C. Cramerella - Feny Amini
C. Cramerella - Feny Amini
Indonesia telah tercatat sebagai negara penghasil kakao terbesar nomor tiga di
dunia, sehingga produk kakaonya tidak diragukan lagi di kancah perdagangan
internasional. Tetapi, ada salah satu kendala dalam pengembangan budidaya tanaman
kakao yang dapat menurunkan kuantitas dan kualitas produk yaitu serangan hama
penggerek buah kakao atau yang dikenal dengan PBK.
Kerusakan buah kakao disebabkan oleh larva PBK dengan cara membuat liang
gerekan di bawah kulit buah dan di antara biji serta memakan daging buah. Pada buah
yang relatif muda, hal itu menyebabkan biji melekat pada kulit buah dan melekat satu
sama lain, sedang pada buah matang tidak menimbulkan kerusakan berarti pada biji tapi
dapat menurunkan mutu biji. Gerekan pada buah muda menyebabkan biji tidak
berkembang, lebih-lebih apabila terjadi perusakan pada saluran makanan yang menuju
biji (Wardojo, 1984). Sedangkan menurut Lim (1984) serangan larva PBK pada buah
bagian anterior akan menyebabkan kerusakan lebih serius terhadap perkembangan biji
atau bahkan menyebabkan pembusukan (Lim, 1984).

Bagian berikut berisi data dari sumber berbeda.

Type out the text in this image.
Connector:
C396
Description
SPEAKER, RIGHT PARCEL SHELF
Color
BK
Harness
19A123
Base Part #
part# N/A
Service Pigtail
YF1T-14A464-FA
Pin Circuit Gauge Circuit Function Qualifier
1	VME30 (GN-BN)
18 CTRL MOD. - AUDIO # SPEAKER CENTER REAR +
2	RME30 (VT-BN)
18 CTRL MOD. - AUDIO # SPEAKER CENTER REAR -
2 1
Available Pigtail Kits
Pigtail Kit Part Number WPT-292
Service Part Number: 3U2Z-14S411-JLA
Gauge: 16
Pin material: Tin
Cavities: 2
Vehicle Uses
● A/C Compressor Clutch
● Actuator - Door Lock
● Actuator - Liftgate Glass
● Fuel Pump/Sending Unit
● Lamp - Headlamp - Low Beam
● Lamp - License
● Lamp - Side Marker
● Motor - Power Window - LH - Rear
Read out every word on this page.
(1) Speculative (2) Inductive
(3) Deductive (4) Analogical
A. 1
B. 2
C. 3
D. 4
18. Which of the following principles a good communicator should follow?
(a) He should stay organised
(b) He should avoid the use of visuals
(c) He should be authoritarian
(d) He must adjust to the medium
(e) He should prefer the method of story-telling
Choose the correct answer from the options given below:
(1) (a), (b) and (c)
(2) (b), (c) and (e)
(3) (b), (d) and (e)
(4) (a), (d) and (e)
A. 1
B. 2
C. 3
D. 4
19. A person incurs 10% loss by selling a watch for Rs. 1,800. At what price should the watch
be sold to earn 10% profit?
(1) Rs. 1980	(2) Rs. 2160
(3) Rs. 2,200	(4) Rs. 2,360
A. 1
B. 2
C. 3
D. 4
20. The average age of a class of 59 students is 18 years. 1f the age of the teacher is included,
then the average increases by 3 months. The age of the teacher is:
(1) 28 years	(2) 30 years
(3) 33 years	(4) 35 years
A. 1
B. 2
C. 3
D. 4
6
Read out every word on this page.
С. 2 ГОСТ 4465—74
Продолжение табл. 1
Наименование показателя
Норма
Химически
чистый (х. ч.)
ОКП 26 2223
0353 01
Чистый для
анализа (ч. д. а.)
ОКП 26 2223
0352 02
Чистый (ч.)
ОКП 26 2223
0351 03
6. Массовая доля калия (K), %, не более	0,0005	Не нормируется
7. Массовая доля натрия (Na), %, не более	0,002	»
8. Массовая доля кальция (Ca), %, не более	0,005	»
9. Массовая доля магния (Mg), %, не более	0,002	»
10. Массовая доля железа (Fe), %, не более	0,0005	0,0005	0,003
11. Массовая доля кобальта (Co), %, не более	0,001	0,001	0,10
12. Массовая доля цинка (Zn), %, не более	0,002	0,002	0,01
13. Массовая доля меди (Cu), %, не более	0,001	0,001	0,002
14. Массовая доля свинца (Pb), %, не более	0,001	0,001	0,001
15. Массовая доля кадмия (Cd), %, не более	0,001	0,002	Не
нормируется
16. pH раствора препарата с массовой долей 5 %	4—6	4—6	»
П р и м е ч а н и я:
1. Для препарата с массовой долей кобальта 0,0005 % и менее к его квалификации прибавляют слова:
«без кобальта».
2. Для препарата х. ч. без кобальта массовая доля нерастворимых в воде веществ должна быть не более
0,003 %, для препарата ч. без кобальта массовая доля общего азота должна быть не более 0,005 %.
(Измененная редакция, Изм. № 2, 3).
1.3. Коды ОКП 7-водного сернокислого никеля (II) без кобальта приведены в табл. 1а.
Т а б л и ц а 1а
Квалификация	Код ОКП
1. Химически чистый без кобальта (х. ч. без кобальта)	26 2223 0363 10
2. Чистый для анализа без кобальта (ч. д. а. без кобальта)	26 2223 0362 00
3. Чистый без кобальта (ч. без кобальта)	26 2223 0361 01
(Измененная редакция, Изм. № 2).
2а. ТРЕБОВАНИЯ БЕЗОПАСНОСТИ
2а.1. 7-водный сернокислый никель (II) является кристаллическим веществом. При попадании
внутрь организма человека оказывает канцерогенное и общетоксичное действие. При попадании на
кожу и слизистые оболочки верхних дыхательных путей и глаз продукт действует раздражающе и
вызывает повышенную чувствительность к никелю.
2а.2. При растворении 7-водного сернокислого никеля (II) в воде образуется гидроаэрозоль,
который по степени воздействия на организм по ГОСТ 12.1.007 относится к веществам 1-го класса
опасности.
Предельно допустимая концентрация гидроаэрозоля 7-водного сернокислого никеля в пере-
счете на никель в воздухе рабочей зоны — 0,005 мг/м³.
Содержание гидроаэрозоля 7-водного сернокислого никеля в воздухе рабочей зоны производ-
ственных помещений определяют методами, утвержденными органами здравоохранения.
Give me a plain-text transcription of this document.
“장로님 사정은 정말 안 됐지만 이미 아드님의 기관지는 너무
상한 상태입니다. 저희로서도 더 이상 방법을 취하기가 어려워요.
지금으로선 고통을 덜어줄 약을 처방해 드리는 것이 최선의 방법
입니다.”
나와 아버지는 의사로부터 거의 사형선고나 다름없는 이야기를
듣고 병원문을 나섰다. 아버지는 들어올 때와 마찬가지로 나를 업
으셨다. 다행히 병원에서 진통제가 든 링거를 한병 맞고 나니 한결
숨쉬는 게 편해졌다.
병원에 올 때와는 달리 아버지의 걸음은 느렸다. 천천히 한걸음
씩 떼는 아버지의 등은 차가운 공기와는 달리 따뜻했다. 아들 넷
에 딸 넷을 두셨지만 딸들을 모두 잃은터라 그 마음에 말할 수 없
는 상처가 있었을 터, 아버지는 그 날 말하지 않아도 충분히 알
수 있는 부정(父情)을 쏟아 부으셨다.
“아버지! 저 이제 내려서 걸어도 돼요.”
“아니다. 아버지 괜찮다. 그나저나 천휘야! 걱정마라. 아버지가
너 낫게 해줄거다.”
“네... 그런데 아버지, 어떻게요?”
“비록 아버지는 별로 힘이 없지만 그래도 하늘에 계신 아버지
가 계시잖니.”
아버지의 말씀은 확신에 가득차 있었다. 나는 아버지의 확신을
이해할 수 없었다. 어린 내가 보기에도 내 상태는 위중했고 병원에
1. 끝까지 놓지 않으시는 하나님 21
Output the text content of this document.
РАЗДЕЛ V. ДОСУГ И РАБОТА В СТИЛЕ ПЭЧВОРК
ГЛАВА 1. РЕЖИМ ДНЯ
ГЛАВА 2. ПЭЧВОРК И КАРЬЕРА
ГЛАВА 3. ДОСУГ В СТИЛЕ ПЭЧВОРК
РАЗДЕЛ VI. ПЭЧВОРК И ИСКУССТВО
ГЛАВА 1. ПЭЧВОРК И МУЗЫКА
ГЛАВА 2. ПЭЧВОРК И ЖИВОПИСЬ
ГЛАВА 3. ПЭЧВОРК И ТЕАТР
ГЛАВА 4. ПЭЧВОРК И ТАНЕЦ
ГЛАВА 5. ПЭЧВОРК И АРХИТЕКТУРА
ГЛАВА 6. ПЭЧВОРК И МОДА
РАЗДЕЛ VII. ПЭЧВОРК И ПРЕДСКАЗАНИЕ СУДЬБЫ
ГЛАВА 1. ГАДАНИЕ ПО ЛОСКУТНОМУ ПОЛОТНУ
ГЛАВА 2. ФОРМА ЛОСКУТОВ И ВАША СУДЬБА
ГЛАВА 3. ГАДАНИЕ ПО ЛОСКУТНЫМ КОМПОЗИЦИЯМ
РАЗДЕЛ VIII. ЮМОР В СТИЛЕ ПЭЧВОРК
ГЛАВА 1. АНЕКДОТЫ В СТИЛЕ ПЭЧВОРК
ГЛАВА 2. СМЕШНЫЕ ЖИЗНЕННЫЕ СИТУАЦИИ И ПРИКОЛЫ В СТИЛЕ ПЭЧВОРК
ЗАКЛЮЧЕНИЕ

Gejala serangan PBK mengakibatkan buah kakao berwarna agak jingga atau
pucat keputihan, buah menjadi lebih berat dan bila diguncang tidak terdengar suara
ketukan antara biji dengan dinding buah. Hal itu terjadi karena timbulnya lendir dan
kotoran pada daging buah dan rusaknya biji-biji di dalam buah. Kerusakan daging buah
akibat serangan PBK disebabkan oleh enzim heksokinase, malate dehidrogenase,
fluorescent esterase dan malic polymorphisme yang disekresikan oleh PBK (Suparno,
2009).
Tetapi jika dibandingkan dengan Triwulan IV tahun 2013, terjadi penurunan luas
serangan serta tingkat serangan hama ini, seperti pada Tabel 2. Luas serangan pada TW
IV 2013 tercatat 432.25 Ha mengalami penurunan menjadi 422.22 Ha pada TW I 2014.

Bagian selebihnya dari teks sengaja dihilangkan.